Derivatives are Cheap and Expensive
The Real Cost of Gradients in Complex Systems Optimization
“In machine learning, derivatives are cheap. In design optimization, they can be very expensive. Why?”
Introduction
Gradient-based optimization methods are everywhere, and they are the secret sauce behind intelligent software systems like ChatGPT to the optimal design of physical systems such as satellites, rockets, and airplanes. Very few people know the parallels between these two systems and how the engineering decision making is similar. This post reviews the methodologies for computing gradients in complex systems, drawing on insights from both machine learning and engineering literature.
Differentiation of modular systems composed of many simple subsystem is cheap and very straight forward to compute using chain rule but what if the complex system is composed of many subsystems that are handled by different sub-contractors and the dataflow is complicated? The subsystems probably have their own ‘constraints’ to be solved and thus each subsystem could be implicit function of the system design variables. This is not really a problem for neural networks but it is a problem for physical systems. How many contractors were there in the Apollo 11 mission? I don’t really know, see this article on the Apollo Program and Private Companies.

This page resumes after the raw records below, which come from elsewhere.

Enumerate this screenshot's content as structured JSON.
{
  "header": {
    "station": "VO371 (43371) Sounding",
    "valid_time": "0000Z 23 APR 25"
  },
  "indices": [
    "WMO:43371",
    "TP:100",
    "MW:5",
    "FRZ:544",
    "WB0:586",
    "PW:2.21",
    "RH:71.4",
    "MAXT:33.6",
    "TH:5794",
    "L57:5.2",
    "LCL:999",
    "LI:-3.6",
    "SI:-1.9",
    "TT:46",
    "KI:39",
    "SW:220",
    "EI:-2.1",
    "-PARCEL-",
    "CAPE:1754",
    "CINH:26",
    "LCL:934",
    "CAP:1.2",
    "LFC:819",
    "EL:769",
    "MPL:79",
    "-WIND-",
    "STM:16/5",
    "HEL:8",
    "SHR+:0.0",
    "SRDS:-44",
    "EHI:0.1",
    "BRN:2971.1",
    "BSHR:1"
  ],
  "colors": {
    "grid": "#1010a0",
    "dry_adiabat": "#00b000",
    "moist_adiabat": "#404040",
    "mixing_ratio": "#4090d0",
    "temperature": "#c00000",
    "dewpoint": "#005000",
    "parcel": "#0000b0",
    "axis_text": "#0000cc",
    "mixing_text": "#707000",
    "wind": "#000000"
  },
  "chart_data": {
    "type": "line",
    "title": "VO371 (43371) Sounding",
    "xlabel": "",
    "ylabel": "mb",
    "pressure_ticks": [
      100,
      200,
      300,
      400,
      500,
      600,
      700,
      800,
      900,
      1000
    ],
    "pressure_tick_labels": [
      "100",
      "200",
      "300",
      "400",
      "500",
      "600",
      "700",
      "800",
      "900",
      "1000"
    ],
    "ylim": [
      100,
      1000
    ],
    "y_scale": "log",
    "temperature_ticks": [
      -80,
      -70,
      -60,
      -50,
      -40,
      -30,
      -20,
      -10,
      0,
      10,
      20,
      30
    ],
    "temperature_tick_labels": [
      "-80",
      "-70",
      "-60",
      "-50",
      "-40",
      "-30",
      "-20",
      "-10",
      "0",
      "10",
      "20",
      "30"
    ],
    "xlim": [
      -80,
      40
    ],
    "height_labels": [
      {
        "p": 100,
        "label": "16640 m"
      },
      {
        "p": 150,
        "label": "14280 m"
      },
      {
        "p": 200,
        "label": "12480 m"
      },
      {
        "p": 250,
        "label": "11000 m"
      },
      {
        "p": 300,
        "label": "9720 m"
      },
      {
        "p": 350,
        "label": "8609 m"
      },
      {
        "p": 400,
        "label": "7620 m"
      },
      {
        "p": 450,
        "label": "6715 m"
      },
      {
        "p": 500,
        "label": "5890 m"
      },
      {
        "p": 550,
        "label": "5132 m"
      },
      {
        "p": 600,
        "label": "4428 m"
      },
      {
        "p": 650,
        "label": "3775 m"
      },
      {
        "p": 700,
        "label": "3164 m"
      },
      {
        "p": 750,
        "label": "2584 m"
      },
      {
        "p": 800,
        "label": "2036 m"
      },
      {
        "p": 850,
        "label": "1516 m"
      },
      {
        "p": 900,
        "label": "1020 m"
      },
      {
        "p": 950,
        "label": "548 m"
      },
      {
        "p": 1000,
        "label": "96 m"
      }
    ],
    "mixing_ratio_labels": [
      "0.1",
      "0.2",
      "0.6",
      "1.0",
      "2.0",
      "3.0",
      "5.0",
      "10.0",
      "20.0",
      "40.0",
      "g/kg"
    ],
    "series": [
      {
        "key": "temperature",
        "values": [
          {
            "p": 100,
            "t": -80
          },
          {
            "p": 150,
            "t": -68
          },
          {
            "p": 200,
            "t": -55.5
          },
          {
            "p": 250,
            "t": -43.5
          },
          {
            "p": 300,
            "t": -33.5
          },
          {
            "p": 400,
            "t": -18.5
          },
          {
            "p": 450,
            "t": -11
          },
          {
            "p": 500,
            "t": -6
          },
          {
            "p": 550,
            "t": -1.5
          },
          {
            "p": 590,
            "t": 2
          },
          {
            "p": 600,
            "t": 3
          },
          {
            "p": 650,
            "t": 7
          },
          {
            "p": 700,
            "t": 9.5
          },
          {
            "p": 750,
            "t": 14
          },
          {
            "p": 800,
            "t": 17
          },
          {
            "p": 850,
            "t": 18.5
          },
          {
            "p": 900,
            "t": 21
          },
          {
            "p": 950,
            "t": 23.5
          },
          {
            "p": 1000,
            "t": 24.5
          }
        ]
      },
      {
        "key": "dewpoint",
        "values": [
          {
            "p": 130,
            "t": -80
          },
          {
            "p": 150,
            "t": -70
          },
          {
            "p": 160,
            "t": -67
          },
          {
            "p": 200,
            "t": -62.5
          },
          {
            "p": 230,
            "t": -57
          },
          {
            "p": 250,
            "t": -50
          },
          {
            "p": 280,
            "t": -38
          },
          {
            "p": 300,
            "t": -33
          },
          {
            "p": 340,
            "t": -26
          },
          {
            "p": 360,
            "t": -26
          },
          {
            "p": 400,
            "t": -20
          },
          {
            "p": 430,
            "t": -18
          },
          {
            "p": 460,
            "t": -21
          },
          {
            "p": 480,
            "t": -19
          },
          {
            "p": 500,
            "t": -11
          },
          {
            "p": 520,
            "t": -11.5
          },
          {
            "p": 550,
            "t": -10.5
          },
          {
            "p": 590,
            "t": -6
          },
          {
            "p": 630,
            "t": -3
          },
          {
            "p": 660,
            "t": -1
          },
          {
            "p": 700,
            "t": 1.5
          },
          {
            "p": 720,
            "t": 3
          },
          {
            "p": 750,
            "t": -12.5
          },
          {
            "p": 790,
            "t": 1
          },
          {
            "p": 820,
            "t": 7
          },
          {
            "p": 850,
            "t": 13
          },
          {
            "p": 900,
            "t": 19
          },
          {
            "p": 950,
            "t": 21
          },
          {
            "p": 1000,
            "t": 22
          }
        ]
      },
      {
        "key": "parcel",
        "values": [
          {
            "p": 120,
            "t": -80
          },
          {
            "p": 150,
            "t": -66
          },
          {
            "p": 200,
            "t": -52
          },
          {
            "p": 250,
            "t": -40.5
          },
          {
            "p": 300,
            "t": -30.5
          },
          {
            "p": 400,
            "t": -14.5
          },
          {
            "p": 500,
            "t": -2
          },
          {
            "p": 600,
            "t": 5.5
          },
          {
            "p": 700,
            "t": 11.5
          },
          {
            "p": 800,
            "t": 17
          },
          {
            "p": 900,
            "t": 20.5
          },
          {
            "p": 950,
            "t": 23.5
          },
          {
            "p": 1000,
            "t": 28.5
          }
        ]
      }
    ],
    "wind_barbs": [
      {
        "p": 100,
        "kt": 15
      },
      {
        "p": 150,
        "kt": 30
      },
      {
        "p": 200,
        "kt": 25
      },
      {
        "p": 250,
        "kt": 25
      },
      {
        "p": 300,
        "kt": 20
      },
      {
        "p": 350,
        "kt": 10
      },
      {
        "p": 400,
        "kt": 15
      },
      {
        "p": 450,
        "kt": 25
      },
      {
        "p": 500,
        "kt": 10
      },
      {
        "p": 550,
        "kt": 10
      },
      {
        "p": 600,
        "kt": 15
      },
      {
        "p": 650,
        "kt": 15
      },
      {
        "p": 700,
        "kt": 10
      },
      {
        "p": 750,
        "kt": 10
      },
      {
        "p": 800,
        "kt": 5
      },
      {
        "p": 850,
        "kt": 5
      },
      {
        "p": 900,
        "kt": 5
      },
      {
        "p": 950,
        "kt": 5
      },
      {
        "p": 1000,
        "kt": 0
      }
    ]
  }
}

Gradients are essential for sensitivity calculations and optimization of objective (loss) functions. But while gradients are cheap for neural network training, they are often expensive for PDEs and coupled simulations in physical system design.
Why Are Gradients Cheap for Neural Networks?
- Neural networks are composed of simple, differentiable operations (dot products, matrix multiplications, simple activation functions).
- Automatic differentiation (AD) frameworks (e.g., PyTorch, TensorFlow) efficiently apply the chain rule via backpropagation.
- The computational graph can be traversed efficiently, making gradient computation nearly as fast as the forward pass.
- Analytical gradients are available for many neural network layers so your AD framework gets to cheat and use them.
Why Are Gradients Expensive for Physical Systems?
- Physical systems often involve PDEs, legacy code, or black-box simulations.
- Simulations may be modular, with neural networks chained to empirical calculations, surrogate models, and numerical solvers.
- Gradients may require finite differences (expensive and noisy), symbolic methods (rarely feasible), or custom adjoint/automatic differentiation implementations.
- Coupled systems (e.g., multidisciplinary design optimization) require careful management of data flow and execution order.
- Adhoc heterogenous assembly of components and simulations.
Methods for Gradient Computation
- Finite Differences: Simple but expensive and prone to numerical error.
- Symbolic Differentiation: Exact but rarely practical for complex or legacy code.
- Automatic Differentiation: Powerful, but requires code to be written in a compatible way.
- Adjoint/Linear System Methods: Set up a global sensitivity equation and solve a linear system—especially useful when the chain rule is unwieldy.
| Method | Pros | Cons |
|---|---|---|
| Finite Differences | Easy to implement | Expensive, noisy, scales poorly |
| Symbolic | Exact | Impractical for large/legacy code |
| Automatic Diff (AD) | Efficient, general | Needs compatible code, memory usage |
| Adjoint/Linear System | Scales for many inputs | Complex to implement, setup required |
Forward vs. Adjoint (Backward) Mode vs Mixed Mode
- Forward mode: Efficient when there are few inputs (design variables).
- Adjoint (backward) mode: Efficient when there are few outputs (objectives/constraints).
- Both are applications of the chain rule, but their efficiency depends on the problem structure.
- Sometime mixed mode are efficient combining forward and adjoint mode. This depends on the dataflow and the structure of the system.
Modular Systems: Mixing and Matching
In real-world modeling, systems are often modular: a neural network, an empirical formula, and a numerical simulation may be chained together. The chain rule applies, but the optimal way to compute derivatives may not be a simple sequential application. A different interpretation of the chain rule is needed. Additionally, in complex multidisciplinary systems, managing the execution order and data flow for derivatives is non-trivial. Frameworks like OpenMDAO use graph algorithms (e.g., NetworkX) to determine the correct order and avoid unnecessary computations so that forward and adjoint computation is scalable.
Most automatic differentiation techniques, including backpropagation, can be traced back to constrained optimization and the vast literature on optimal controls. The method of Lagrange multipliers transforms constrained problems into unconstrained ones, providing the foundation for adjoint methods and modern AD frameworks.
Conclusion
Although gradients are necessary for scalable optimization, but their cost varies dramatically between fields. It requires understanding the structure of your system—and choosing the right differentiation method, this can make the difference between tractable and intractable optimization. As systems become more modular and complex, hybrid approaches and careful management of forward computation and adjoint derivative computation are increasingly important.
System of systems are becoming more common in the design of systems such as ChatGPT, rockets, airplanes, buildings etc and the only way to scale the ‘training’/ ‘tuning’ / optimization is to use right tools to compute them gradients.